Personal information
- Born: July 28, 1947 (age 78) Hattiesburg, Mississippi, U.S.

Medal record
Women's athletics
Representing the United States
Olympic Games
| Gold medal – first place | 1968 Mexico City | 4 × 100 metres relay |
| Silver medal – second place | 1968 Mexico City | 100 metres |
Pan American Games
| Gold medal – first place | 1967 Winnipeg | 100 metres |
Summer Universiade
| Gold medal – first place | 1967 Tokyo | 100 metres |
| Silver medal – second place | 1967 Tokyo | 200 metres |

= Barbara Ferrell =

American track and field athlete

Barbara Ann Ferrell, Mrs. Edmonson (born July 28, 1947, Hattiesburg, Mississippi) is an American former track and field athlete who competed mainly in the 100-metre dash. She was the U.S. national champion in that event in 1967 and 1969 and is a member of the U.S. National Track & Field Hall of Fame.

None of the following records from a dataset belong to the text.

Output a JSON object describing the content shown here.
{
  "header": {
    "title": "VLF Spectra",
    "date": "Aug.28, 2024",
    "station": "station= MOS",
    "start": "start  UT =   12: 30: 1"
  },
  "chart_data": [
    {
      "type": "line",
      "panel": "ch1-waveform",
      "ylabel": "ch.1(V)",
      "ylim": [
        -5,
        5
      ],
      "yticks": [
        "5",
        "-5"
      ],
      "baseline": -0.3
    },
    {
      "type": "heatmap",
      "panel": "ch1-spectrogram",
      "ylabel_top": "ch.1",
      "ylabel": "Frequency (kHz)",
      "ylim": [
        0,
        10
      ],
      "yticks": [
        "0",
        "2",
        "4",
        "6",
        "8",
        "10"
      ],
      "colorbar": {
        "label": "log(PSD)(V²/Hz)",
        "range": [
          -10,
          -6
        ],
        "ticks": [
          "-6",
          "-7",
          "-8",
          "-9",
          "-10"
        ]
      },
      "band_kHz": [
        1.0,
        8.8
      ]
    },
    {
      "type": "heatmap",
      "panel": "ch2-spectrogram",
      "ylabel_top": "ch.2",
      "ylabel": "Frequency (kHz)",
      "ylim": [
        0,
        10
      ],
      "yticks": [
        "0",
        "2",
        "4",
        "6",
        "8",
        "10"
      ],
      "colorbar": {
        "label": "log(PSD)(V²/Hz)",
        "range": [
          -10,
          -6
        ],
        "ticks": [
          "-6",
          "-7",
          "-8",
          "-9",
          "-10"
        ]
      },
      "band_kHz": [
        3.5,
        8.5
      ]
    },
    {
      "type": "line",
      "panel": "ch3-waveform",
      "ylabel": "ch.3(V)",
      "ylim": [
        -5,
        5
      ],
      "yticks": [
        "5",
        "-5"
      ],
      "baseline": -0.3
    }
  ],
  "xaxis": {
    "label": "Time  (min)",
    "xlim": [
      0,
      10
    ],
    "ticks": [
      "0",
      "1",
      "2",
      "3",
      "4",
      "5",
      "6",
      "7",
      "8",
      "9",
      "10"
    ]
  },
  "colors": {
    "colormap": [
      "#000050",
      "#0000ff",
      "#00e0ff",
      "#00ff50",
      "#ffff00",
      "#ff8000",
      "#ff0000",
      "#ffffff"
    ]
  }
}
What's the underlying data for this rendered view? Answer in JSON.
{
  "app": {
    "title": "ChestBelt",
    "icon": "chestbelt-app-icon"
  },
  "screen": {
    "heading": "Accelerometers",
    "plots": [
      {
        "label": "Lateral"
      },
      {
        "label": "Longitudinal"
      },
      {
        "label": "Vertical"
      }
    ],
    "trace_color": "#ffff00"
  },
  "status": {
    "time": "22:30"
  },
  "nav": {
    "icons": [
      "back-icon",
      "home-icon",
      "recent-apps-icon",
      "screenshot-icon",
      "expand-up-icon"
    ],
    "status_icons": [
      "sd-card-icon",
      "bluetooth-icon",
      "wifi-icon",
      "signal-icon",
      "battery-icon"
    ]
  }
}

Ferrell competed for the United States at the 1968 Summer Olympics held in Mexico City, Mexico in the 100 metres, where she finished second to teammate and 1964 gold medalist Wyomia Tyus. She finished fourth in the 200 metres final. The two then joined with fellow Americans Margaret Bailes and Mildrette Netter to take the gold medal in the 4 × 100 m relay.

At the 1972 Summer Olympics in Munich, Germany, after a season in which she had been hampered by injury, Ferrell finished seventh in the 100 metres final, and was eliminated in the semifinals of the 200 metres.

She was named to the U.S. National Track & Field Hall of Fame in 1988 and, that same year, to the Mt. SAC Relays Hall of Fame.

Ferrell served as women's track coach at the University of Southern California, and while there became one of the few female coaches in an NCAA Division I program to handle both the men's and women's sprinters. She was named head coach for the women's track and field and cross country programs at the University of Nevada, Las Vegas in 2002. Ferrell, also known as Coach E, retired as the head track coach at San Marino High School and passed the position onto her former pupil Jeff Williams.

Ferrell obtained her bachelor's degree in sociology from California State College, Los Angeles, now California State University, Los Angeles, in 1969. She was inducted into the university's Athletics Hall of Fame in 1986.

She is married to former UCLA football and professional track great Warren Edmonson, who has served as head track and field coach at California State University, Dominguez Hills since 2002. While competing for St. Bernard High School, their daughters Malika and Miya were a key component of the school's national record-setting 4 × 100 metres relay team. Their record set in 1997 lasted for seven years.